Tempesta sull’Himalaya almeno 31 morti

himalaya_valanga_travolge_alpinistiNepal, tempesta di neve sull’Himalaya: 31 morti, tratti in salvo 150 alpinisti
Le abbondanti precipitazioni, durate due giorni, e le valanghe hanno bloccato i sentieri e costretto i turisti a cercare riparo in rifugi di fortuna

KATHMANDU –  In Nepal più di 150 persone, fra cui 76 alpinisti stranieri, sono stati tratti in salvo sull’Himalaya dai servizi di soccorso nepalesi, a due giorni dalla tempesta di neve di martedì che ha causato 31 morti, anche se il numero potrebbe essere destinato a salire. Ventitré corpi sono stati trovati sulla rotta per il celebre monte Anapurna mentre altri cinque scalatori che alloggiavano nel campo base investito da una valanga sono ancora dispers.
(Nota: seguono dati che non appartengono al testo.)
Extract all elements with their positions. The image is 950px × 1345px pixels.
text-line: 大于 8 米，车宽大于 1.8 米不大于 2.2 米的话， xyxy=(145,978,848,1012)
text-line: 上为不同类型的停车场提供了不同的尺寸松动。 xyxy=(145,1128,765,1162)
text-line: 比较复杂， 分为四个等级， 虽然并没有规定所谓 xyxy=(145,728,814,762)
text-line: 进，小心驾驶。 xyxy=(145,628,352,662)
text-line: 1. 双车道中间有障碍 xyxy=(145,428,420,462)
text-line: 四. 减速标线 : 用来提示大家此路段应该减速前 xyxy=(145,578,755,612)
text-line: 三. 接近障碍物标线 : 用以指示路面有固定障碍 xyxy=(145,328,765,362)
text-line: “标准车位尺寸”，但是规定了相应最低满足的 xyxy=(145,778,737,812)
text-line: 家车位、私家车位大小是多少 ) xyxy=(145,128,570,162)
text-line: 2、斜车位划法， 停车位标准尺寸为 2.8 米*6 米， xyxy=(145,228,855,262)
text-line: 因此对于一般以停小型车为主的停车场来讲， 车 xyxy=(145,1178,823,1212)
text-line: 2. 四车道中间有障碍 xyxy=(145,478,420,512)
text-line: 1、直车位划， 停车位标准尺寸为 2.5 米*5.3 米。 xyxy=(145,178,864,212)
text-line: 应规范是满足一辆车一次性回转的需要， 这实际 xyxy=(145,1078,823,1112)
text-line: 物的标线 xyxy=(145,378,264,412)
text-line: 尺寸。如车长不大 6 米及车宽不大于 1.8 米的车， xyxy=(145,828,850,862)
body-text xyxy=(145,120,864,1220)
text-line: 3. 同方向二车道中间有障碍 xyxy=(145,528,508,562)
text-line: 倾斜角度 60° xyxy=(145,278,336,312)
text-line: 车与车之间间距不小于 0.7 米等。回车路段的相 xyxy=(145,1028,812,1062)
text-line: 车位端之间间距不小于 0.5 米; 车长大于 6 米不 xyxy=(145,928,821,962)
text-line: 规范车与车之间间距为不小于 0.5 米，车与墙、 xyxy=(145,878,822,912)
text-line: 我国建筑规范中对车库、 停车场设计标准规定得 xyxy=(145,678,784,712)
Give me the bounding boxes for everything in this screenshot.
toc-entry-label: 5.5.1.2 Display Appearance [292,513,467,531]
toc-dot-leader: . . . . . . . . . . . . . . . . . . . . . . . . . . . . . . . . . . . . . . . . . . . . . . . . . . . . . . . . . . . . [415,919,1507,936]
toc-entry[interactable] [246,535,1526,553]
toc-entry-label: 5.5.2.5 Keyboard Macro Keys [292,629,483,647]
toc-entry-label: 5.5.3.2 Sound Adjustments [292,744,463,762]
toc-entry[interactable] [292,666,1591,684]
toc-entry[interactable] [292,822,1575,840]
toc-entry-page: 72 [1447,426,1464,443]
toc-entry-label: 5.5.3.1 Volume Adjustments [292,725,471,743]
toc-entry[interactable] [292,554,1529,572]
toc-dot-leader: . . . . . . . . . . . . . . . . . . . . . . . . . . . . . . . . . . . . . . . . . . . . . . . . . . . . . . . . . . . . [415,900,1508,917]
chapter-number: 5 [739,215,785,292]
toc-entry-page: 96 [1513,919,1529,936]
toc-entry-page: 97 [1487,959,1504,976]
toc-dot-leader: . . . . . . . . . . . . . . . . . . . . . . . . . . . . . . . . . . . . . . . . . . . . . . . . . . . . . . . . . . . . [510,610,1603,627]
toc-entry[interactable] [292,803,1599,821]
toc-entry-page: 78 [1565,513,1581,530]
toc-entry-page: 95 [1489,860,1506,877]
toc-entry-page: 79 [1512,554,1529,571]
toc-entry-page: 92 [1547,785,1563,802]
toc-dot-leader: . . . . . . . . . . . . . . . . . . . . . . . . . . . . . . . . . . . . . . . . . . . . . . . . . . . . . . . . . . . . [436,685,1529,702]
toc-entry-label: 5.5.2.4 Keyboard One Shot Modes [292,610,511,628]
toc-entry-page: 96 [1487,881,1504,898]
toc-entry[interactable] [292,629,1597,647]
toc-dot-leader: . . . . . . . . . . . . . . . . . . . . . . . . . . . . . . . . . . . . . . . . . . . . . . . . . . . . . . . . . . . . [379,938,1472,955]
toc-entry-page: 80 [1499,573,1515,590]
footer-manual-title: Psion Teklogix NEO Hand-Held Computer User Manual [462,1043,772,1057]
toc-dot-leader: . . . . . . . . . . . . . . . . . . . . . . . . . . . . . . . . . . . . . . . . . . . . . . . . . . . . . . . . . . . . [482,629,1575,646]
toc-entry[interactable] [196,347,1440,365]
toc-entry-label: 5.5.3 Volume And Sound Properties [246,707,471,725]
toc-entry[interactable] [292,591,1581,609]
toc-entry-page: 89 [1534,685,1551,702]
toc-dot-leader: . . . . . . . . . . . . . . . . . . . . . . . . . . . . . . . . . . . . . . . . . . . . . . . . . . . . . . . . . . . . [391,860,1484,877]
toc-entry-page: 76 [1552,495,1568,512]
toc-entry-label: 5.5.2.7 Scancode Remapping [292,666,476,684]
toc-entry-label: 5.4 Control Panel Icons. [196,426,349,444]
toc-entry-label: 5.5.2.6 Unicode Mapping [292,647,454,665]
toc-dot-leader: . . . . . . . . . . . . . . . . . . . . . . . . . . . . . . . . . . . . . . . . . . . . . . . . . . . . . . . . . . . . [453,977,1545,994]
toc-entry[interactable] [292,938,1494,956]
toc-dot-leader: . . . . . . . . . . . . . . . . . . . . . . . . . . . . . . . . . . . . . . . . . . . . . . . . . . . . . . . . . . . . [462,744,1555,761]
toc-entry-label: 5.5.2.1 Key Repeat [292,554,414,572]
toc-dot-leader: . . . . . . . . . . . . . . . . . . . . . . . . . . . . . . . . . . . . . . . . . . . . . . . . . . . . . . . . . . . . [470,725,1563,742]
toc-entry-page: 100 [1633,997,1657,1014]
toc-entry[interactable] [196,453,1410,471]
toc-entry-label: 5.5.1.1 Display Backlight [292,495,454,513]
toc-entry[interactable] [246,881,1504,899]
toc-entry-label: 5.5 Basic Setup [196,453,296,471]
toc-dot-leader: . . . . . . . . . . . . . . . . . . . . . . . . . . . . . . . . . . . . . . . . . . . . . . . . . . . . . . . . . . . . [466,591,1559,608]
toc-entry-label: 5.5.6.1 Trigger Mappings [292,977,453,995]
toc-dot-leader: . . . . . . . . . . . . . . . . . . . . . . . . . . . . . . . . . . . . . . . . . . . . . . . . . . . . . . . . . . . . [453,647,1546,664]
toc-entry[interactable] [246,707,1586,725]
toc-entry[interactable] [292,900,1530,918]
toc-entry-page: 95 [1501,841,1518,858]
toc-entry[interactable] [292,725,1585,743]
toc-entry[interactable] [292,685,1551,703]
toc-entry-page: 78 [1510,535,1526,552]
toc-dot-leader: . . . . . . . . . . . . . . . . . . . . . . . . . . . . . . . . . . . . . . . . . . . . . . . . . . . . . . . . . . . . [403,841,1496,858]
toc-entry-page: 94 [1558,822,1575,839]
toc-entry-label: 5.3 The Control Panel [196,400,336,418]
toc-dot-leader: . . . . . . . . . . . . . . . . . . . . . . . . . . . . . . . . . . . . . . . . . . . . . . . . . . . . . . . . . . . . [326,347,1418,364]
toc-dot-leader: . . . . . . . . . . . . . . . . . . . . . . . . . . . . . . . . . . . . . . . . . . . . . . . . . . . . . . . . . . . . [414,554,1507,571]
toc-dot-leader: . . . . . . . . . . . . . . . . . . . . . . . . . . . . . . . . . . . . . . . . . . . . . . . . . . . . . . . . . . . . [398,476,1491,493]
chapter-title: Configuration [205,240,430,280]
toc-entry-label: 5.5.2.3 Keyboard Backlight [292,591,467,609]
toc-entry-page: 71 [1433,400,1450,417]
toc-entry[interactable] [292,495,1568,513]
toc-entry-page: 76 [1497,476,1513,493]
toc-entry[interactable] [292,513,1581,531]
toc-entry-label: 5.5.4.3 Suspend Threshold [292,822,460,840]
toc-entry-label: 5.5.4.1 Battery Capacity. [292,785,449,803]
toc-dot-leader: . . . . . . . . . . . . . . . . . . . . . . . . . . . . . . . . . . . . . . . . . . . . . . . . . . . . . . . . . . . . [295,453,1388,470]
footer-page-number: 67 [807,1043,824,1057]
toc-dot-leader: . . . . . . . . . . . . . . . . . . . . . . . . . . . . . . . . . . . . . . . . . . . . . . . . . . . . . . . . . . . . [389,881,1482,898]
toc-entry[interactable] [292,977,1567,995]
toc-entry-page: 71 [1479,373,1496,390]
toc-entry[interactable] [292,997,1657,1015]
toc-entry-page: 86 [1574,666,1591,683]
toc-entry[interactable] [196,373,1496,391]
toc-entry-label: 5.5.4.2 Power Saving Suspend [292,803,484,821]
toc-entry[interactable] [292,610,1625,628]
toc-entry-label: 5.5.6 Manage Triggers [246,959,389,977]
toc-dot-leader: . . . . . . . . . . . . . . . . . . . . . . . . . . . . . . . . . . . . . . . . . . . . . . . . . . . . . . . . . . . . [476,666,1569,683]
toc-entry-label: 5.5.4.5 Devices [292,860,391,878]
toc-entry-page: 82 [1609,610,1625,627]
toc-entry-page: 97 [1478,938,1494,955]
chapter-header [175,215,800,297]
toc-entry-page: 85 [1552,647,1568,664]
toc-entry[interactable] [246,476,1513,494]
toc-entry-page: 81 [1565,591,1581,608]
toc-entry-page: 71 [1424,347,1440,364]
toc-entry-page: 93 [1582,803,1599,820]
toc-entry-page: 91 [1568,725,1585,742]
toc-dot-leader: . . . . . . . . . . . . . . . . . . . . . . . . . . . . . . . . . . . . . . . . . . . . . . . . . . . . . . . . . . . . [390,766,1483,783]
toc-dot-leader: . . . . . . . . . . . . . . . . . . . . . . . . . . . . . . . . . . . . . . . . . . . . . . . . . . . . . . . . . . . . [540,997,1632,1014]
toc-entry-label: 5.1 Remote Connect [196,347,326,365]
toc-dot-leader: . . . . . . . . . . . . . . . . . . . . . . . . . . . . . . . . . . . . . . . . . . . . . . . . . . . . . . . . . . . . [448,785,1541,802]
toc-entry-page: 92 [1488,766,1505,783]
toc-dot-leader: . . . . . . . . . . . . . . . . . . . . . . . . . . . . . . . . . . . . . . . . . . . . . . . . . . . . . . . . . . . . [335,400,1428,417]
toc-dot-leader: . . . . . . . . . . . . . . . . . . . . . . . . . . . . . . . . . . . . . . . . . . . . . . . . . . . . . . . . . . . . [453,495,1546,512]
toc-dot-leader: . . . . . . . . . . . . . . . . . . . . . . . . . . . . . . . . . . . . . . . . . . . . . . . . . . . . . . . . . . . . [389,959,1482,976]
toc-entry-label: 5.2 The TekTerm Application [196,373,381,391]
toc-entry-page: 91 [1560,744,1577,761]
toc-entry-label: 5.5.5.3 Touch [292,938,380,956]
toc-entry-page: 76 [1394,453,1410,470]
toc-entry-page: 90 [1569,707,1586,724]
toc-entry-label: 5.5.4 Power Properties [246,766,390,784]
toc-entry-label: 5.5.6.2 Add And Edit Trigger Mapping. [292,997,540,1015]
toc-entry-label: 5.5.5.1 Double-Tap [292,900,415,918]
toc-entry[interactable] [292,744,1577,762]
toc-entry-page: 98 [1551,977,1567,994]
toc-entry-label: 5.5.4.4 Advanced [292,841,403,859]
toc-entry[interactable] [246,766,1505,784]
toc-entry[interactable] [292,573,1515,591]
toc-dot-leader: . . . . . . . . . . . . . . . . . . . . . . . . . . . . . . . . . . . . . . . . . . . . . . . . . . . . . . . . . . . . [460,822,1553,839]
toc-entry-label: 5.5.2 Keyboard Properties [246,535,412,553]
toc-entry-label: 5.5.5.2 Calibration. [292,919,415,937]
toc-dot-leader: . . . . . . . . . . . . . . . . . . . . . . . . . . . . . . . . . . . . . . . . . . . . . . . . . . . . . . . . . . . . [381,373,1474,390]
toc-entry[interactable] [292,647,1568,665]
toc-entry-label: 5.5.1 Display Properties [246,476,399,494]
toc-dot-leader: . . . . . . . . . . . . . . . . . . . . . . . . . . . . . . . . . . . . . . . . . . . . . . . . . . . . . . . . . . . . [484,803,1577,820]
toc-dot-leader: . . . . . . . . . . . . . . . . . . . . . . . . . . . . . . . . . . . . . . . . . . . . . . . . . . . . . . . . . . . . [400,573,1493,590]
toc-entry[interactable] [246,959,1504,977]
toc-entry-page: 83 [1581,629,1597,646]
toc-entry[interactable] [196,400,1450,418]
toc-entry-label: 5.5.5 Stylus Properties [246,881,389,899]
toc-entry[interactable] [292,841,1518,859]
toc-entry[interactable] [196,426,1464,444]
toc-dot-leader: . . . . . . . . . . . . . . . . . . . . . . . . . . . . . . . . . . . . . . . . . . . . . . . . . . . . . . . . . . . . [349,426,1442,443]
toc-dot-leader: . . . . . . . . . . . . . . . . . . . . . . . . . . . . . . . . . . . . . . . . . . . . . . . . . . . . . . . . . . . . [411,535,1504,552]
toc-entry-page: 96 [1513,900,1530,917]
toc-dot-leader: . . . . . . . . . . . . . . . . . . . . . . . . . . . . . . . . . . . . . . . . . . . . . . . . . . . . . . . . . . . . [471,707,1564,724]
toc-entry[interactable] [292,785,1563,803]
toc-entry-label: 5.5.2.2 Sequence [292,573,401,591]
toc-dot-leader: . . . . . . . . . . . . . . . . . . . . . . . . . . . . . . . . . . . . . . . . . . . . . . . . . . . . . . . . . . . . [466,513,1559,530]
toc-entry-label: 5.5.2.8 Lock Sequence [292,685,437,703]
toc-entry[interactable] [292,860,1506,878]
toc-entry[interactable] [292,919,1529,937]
A tracciare una prima stima delle situazione era stato il direttore del Soccorso alpino valdostano Adriano Favre, bloccato con altri tre amici nel campo base dell’Annapurna, a cinquemila metri di quota, insieme ad altri gruppi di trekker: “Sono notizie frammentarie che abbiamo anche noi qui e che ricevo sul satellitare dalla nostra agenzia di Kathmandu. Parlano di molte decine di morti e di dispersi. Qua parlano di una cinquantina di vittime, poi bisogna vedere cosa succede in definitiva”, aveva detto. Una tempesta che nessuno si apettava: “Non era prevista – aveva proseguito Favre -. L’altra mattina abbiamo visto il cambiamento del tempo e abbiamo detto ‘nevicherà’, ma sicuramente non ci aspettavamo una tempesta di neve di 30 ore, con tutta questa neve al suolo. Nessuno ci ha avvisati, nessuno se lo aspettava credo qui a Kathmandu”. Con Favre ci sono il figlio Yannick, un amico alpinista romano, Massimo Merlini, e la gestrice del rifugio Ferraro, in val d’Ayas (Aosta), Fausta Bo. La meta della spedizione alpinistica era il Tukuche Peak (6.920 metri), tra il Dhaulagiri e l’Annapurna. I quattro, con altre persone dello staff nepalese, sono stati sorpresi dalla bufera dopo aver allestito il primo campo base.

Ricerche continue. Le operazioni di ricerca sono in corso nel distretto del Mustang, nel massiccio dell’Annapurna, che è una popolare meta per il trekking di alta quota. Una spessa coltre di neve e probabilmente anche delle valanghe avrebbero bloccato i sentieri e costretto i turisti a cercare riparo in rifugi di fortuna.

Tra le vittime straniere ci sono quattro canadesi, tre israeliani, tre polacchi, un indiano e un vietnamita. Non è chiaro quanti italiani siano intrappolati nella regione.

La testimonianza. “Ero sicura che sarei morta, non si vedeva niente e avevo perso tutte le persone che erano con me”, ha dichiarato Linor Kajan, escursionista sopravvissuta alla tempesta. “Ho trovato una guida nepalese che mi ha letteralmente trascinata fino al primo tea shop. Tutti abbiamo pensato che qualcuno sarebbe morto. Sapevamo che era pericoloso qualunque cosa facessimo: potevamo proseguire o stare fermi, era pericoloso comunque”, ha spiegato ancora l’escursionista.

Colpa del ciclone Hudhud. La tempesta è stata scatenata dal ciclone Hudhud nella vicina India. Particolarmente colpito dalle precipitazioni nevose è il passo di Thorang La, a 5mila metri di altezza, una meta popolare per gli alpinisti fra i distretti di Manang e Mustang. Secondo il capo distretto di Manang, Devendra Lamichanne, è difficile quantificare con esattezza i dispersi, ma si tratta di diverse decine di persone. La tempesta è insolita per la stagione. In generale a settembre e ottobre le condizioni meteo sono buone e sono numerosi i trekker sulle montagne del Nepal.

Ancora morti. Le nuove vittime si aggiungono a un’annata segnata dal gravissimo incidente di aprile, quando morirono 16 sherpa nepalesi nel più grave incidente registrato sul monte Everest.